Mucem. Marseille – Connaissance des Arts







Le Prisme de Laurent Vo Anh – Mucem, Marseille et la Résistance Néolibérale

ACTUALITÉ SOURCE : Mucem. Marseille – Connaissance des Arts

Le Prisme de Laurent Vo Anh

Le Musée des Civilisations de l’Europe et de la Méditerranée (Mucem), ce colosse architectural érigé en 2013 sur les rives de la Méditerranée, à Marseille, se présente comme un phare de la culture contemporaine, un lieu où les civilisations dialoguent sous l’égide d’une muséographie résolument moderne. Pourtant, derrière cette façade lumineuse, se cache une réalité bien plus complexe, une réalité que le comportementalisme radical et l’analyse de la résistance néolibérale permettent de décrypter avec une acuité particulière. Le Mucem n’est pas seulement un musée ; il est un symptôme, un miroir tendu vers une société en pleine mutation, où les mécanismes de contrôle et de résistance s’entremêlent dans une danse macabre et fascinante.

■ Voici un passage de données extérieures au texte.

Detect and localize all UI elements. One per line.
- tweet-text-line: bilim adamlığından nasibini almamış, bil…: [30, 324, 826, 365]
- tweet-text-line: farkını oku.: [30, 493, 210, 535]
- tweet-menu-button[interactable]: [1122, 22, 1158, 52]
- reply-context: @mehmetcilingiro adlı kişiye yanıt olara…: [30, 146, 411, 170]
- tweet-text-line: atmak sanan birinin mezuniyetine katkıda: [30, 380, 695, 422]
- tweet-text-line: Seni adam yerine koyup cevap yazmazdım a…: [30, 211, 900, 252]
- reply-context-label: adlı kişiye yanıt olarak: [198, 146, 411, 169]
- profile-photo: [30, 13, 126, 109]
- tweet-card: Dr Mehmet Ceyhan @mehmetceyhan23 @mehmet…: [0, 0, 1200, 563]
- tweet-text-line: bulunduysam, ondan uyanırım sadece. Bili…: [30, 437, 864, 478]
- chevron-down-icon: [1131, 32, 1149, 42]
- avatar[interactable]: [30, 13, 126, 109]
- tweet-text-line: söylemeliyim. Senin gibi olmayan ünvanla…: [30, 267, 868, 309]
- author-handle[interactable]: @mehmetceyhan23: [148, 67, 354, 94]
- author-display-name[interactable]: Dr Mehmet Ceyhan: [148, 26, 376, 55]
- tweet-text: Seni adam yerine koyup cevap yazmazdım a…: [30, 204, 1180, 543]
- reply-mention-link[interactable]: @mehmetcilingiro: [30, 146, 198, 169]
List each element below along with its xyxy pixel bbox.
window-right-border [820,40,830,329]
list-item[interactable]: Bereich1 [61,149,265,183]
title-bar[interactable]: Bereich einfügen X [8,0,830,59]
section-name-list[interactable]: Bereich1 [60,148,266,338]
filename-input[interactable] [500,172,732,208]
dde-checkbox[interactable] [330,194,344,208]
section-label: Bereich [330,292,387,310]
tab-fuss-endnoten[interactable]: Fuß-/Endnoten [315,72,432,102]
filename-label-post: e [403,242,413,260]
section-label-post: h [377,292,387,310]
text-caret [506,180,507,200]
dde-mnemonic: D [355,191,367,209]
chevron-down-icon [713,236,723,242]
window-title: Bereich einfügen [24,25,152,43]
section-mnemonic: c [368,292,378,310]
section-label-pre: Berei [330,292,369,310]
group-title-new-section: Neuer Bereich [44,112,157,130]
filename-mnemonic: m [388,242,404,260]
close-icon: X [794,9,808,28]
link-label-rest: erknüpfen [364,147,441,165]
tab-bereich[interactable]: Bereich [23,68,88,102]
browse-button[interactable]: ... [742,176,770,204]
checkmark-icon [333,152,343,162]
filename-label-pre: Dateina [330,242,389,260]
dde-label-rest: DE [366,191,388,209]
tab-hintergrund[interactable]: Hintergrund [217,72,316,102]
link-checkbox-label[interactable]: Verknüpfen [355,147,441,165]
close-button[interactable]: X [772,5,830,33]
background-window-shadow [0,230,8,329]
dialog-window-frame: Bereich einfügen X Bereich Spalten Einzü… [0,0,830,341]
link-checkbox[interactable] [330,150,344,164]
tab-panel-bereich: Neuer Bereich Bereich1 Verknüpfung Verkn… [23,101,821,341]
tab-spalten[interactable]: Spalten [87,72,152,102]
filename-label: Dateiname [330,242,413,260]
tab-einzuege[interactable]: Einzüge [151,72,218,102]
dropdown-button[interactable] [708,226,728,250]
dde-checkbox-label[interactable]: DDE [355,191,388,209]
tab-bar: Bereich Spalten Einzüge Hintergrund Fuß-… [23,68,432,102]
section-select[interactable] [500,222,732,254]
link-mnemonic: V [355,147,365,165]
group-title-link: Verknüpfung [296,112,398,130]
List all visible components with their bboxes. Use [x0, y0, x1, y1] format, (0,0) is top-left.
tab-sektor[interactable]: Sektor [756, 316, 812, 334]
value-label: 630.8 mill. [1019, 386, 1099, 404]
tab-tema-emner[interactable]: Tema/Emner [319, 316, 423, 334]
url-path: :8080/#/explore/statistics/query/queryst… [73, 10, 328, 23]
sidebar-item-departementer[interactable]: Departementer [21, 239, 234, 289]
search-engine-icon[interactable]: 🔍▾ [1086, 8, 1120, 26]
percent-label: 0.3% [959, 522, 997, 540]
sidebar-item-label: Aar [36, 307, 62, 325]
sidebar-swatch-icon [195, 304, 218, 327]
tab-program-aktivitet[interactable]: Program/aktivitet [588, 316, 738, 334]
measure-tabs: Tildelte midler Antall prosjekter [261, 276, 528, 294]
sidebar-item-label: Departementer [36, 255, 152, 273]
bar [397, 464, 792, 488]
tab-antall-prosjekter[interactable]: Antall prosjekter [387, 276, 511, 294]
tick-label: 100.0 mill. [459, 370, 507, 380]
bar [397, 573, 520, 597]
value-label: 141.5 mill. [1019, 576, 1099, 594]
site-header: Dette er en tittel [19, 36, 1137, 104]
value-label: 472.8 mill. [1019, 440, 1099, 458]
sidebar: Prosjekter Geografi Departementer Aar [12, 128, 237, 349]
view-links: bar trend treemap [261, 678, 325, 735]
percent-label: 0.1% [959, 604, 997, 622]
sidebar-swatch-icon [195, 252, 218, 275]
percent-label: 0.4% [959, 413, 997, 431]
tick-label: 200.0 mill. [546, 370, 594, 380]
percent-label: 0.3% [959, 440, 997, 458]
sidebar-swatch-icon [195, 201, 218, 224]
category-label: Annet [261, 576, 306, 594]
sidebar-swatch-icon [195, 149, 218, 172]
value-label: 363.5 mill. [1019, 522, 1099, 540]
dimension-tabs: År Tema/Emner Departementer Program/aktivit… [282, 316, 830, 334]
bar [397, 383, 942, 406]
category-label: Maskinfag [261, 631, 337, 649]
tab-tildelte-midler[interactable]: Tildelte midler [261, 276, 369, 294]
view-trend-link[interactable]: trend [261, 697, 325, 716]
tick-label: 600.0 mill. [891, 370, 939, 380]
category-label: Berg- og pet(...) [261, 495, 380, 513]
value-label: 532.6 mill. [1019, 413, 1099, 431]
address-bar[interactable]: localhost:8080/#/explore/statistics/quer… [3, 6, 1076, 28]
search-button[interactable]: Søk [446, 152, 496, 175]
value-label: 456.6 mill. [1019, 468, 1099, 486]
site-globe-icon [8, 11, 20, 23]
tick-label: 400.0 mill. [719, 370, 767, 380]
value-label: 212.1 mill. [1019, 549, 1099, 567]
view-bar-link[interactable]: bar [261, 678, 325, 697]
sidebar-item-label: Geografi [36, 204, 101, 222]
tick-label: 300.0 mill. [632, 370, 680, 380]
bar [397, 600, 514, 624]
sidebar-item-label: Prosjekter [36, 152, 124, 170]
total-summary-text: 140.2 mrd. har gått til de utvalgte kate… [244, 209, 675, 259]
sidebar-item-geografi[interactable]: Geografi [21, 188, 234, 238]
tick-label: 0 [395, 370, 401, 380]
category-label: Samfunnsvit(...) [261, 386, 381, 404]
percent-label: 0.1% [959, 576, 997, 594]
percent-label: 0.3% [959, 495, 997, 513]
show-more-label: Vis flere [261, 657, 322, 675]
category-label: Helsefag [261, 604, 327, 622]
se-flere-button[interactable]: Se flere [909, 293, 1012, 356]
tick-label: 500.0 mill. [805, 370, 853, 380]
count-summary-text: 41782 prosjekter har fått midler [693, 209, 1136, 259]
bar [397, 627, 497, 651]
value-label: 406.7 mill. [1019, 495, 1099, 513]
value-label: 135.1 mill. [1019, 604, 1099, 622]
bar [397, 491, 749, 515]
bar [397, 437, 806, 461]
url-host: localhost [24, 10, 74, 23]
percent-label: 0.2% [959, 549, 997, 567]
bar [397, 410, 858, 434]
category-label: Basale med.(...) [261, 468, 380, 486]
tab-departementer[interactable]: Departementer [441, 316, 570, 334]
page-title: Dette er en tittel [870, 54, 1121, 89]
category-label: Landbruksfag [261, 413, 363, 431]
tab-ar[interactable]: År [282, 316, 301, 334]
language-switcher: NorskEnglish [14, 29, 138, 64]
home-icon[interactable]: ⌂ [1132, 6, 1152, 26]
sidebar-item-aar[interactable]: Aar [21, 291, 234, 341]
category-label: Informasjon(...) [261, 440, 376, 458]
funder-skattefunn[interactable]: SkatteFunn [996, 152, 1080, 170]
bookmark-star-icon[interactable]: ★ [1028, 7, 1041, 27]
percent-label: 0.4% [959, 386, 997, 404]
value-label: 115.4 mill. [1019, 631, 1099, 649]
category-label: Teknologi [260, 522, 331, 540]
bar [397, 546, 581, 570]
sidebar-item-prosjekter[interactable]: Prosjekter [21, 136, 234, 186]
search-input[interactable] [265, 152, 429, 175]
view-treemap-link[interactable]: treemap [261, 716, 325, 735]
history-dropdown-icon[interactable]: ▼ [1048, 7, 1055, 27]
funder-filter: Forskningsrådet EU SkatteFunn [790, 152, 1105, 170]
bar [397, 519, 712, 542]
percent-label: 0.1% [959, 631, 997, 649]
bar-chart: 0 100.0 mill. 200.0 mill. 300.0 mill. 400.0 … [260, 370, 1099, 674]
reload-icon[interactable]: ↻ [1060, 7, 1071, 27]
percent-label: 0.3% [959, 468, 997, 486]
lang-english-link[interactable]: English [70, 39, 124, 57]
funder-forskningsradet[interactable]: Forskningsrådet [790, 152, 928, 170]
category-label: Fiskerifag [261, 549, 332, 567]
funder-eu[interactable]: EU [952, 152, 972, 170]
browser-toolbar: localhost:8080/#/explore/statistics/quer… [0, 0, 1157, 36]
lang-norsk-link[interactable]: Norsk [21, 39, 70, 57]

Pour comprendre le Mucem dans toute sa profondeur, il faut d’abord le situer dans le contexte plus large de la muséographie contemporaine, cette discipline qui, sous couvert de démocratisation culturelle, sert souvent de vecteur à une normalisation des comportements et des pensées. Le comportementalisme radical, tel que théorisé par des penseurs comme B.F. Skinner, postule que les actions humaines sont largement déterminées par des stimuli environnementaux. Dans cette optique, le musée n’est plus un simple lieu de conservation ou d’exposition, mais un espace de conditionnement, où chaque élément architectural, chaque parcours de visite, chaque dispositif interactif est conçu pour orienter, voire manipuler, les réactions des visiteurs. Le Mucem, avec ses passerelles aériennes, ses jardins suspendus et ses expositions immersives, incarne cette logique à la perfection. Il ne s’agit plus seulement d’observer des artefacts, mais de vivre une expérience, de se laisser porter par un flux sensoriel et émotionnel soigneusement orchestré. Les visiteurs sont invités à « ressentir » plutôt qu’à « réfléchir », à s’immerger dans un récit préétabli plutôt qu’à construire leur propre interprétation. Cette approche, si elle peut sembler innovante et séduisante, pose une question fondamentale : dans quelle mesure le Mucem, et plus largement les institutions culturelles contemporaines, participent-ils à une forme de domestication des masses, où la pensée critique est progressivement remplacée par une consommation passive et émotionnelle ?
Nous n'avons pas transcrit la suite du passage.